We explore time-varying networks for high-dimensional locally stationary time series, using the large VAR model framework with both the transition and (error) precision matrices evolving smoothly over time. Two types of time-varying graphs are investigated: one containing directed edges of Granger causality linkages, and the other containing undirected edges of partial correlation linkages. Under the sparse structural assumption, we propose a penalised local linear method with time-varying weighted group LASSO to jointly estimate the transition matrices and identify their significant entries, and a time-varying CLIME method to estimate the precision matrices. The estimated transition and precision matrices are then used to determine the time-varying network structures. Under some mild conditions, we derive the theoretical properties of the proposed estimates including the consistency and oracle properties. In addition, we extend the methodology and theory to cover highly-correlated large-scale time series, for which the sparsity assumption becomes invalid and we allow for common factors before estimating the factor-adjusted time-varying networks. We provide extensive simulation studies and an empirical application to a large U.S. macroeconomic dataset to illustrate the finite-sample performance of our methods.
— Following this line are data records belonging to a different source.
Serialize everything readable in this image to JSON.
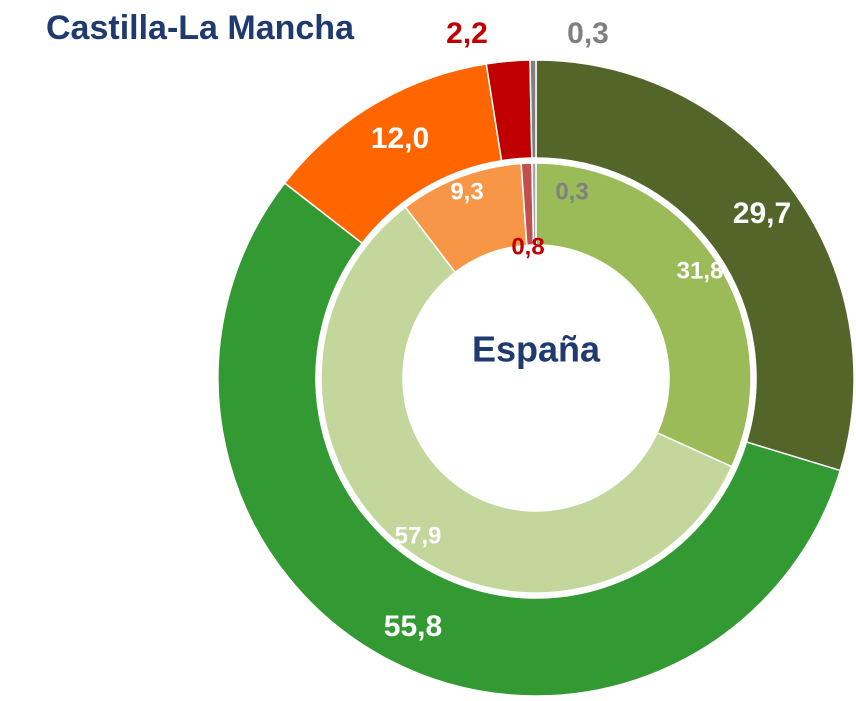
{
  "chart_data": {
    "type": "donut",
    "series": [
      {
        "name": "Castilla-La Mancha",
        "colors": [
          "#536529",
          "#339933",
          "#ff6600",
          "#c00000",
          "#808080"
        ],
        "values": [
          29.7,
          55.8,
          12.0,
          2.2,
          0.3
        ],
        "value_labels": [
          "29,7",
          "55,8",
          "12,0",
          "2,2",
          "0,3"
        ]
      },
      {
        "name": "España",
        "colors": [
          "#9bbb59",
          "#c3d69b",
          "#f79646",
          "#c0504d",
          "#a6a6a6"
        ],
        "values": [
          31.8,
          57.9,
          9.3,
          0.8,
          0.3
        ],
        "value_labels": [
          "31,8",
          "57,9",
          "9,3",
          "0,8",
          "0,3"
        ]
      }
    ]
  }
}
翻译：我们在大规模VAR模型框架下研究高维局部平稳时间序列的时变网络，其中转移矩阵和（误差）精度矩阵随时间平滑演化。本文探讨了两类时变图：一类包含格兰杰因果关系的边，另一类包含偏相关系数的边。在稀疏结构假设下，我们提出了一种带时变加权组LASSO的惩罚局部线性方法，用于联合估计转移矩阵并识别其显著条目，以及一种时变CLIME方法来估计精度矩阵。利用估计得到的转移矩阵和精度矩阵，我们进一步确定时变网络结构。在温和条件下，我们推导了所提估计量的理论性质，包括一致性和Oracle性质。此外，我们将方法和理论扩展到高相关大规模时间序列场景——此时稀疏假设不再成立，我们允许在估计因子调整后的时变网络前引入公共因子。我们通过大量模拟研究以及美国宏观经济数据集的应用实例，验证了所提方法的有限样本性能。